UN Appeals for $4.6B to Assist Millions of Syrian Refugees
By Lisa Schlein January 24, 2017
The United Nations is appealing for $4.63 billion to assist nearly five million Syrian refugees and millions of people hosting them in neighboring countries. The appeal is being launched in the Finnish capital of Helsinki on behalf of U.N. agencies and 40 non-governmental organizations.
The United Nations plans to provide life-saving assistance to more than 4.7 million Syrian refugees. U.N. High Commissioner for Refugees Filippo Grandi says the appeal also will support 4.4 million people hosting them in Turkey, Lebanon, Jordan, Iraq, and Egypt.
"So, even if Syrians have stopped arriving in Europe in any significant numbers, I hope that everybody realizes that the Syrian refugee crisis has not gone away and continues to affect millions of host communities and continues to be a tragic situation for millions of Syrians," he said.
Grandi says most Syrian refugees fall below the poverty line and struggle to afford food, rent, health care and other essentials.
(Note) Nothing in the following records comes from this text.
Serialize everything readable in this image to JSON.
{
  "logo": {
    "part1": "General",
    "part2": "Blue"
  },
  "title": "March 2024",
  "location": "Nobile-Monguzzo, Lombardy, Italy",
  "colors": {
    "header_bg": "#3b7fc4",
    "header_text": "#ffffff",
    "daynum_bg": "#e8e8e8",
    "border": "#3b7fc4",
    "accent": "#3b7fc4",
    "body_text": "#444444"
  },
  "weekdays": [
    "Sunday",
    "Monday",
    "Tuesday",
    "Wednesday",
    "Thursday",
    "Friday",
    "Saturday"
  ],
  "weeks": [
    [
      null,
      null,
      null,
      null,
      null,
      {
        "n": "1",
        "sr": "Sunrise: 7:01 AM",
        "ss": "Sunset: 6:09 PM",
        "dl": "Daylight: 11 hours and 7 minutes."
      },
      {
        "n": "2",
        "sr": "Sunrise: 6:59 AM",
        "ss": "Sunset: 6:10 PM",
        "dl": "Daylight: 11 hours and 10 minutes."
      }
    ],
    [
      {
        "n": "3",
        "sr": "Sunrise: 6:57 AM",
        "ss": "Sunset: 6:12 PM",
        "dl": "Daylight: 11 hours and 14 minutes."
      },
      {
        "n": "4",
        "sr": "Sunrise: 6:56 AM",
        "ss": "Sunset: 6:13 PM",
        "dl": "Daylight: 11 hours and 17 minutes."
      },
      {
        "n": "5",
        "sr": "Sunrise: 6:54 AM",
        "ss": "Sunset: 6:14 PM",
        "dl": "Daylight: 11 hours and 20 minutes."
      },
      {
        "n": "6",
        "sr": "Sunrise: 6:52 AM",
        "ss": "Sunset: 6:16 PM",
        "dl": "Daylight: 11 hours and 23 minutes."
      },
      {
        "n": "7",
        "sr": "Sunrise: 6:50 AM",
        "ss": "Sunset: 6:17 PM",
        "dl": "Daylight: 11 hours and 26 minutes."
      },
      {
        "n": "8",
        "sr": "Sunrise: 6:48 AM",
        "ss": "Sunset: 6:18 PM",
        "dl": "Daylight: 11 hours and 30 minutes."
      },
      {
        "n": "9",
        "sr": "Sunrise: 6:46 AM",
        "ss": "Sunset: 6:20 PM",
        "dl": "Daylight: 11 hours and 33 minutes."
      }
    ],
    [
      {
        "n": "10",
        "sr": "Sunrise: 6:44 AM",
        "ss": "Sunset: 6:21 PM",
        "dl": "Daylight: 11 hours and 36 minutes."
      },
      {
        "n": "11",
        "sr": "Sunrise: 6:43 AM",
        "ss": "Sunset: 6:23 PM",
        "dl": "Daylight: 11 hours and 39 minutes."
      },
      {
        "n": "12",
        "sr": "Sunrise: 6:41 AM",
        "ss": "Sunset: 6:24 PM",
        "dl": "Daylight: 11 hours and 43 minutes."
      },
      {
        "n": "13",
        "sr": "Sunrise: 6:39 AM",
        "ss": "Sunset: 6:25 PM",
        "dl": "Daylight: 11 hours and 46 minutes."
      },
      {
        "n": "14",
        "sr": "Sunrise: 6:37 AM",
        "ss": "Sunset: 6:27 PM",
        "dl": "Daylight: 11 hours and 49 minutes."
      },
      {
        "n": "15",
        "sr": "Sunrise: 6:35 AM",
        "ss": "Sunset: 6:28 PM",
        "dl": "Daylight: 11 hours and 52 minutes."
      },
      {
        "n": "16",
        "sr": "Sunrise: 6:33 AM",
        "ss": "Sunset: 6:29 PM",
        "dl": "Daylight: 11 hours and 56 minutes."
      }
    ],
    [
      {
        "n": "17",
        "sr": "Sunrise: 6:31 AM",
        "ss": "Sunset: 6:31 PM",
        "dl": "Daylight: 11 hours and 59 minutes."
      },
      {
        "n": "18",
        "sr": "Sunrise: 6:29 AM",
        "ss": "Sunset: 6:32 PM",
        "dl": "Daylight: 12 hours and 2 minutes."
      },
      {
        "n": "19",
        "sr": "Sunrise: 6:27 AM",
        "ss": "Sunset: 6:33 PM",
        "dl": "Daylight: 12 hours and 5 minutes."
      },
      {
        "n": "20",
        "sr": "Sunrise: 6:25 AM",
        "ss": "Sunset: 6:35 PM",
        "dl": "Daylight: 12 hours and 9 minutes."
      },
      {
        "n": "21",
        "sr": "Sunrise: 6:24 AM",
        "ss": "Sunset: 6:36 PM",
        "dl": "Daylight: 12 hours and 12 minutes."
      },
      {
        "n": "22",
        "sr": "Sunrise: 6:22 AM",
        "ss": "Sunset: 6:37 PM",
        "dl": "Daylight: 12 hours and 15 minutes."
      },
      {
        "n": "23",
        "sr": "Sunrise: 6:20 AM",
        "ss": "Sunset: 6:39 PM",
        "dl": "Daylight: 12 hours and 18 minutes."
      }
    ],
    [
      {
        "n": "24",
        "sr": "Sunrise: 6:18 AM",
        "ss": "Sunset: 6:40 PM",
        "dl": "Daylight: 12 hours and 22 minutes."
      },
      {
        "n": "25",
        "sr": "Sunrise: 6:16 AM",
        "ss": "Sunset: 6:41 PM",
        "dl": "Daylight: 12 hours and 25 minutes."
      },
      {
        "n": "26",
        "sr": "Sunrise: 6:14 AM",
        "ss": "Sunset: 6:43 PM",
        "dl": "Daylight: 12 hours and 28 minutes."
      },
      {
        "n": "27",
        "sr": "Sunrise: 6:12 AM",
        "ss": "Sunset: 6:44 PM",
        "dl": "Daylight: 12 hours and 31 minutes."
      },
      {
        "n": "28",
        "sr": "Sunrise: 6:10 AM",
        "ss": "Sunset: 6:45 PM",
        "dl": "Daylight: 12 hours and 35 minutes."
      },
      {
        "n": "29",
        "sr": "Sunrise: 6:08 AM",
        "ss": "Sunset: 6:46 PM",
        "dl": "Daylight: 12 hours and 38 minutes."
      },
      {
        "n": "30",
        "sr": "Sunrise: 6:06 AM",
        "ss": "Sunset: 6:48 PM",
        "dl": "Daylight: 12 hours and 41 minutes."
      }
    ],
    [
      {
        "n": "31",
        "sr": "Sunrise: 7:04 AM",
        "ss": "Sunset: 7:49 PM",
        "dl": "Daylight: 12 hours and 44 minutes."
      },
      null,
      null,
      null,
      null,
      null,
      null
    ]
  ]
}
He notes 70 percent of those in need are women and children. He says many of the host communities helping the refugees also are impoverished and in need of assistance.
Syria will enter its sixth year of war in March, about the same length of time as the whole of World War II. U.N. emergency relief coordinator Stephen O'Brien calls Syria one of the worst humanitarian crises in the world today.
"The crisis in Syria remains one of the most complex and volatile and violent in the world," he said. "Currently, 13.5 million women, children and men are in urgent need of humanitarian and protection assistance. Of course, we fear that it will get worse and even if peace was to take place from tonight, the humanitarian needs within Syria would continue for a good time to come."
The United Nations is in the process of finalizing an upcoming appeal for $3.4 billion. The United Nations estimates that amount will be required to meet the humanitarian needs of the 13.5 million destitute people within Syria this year.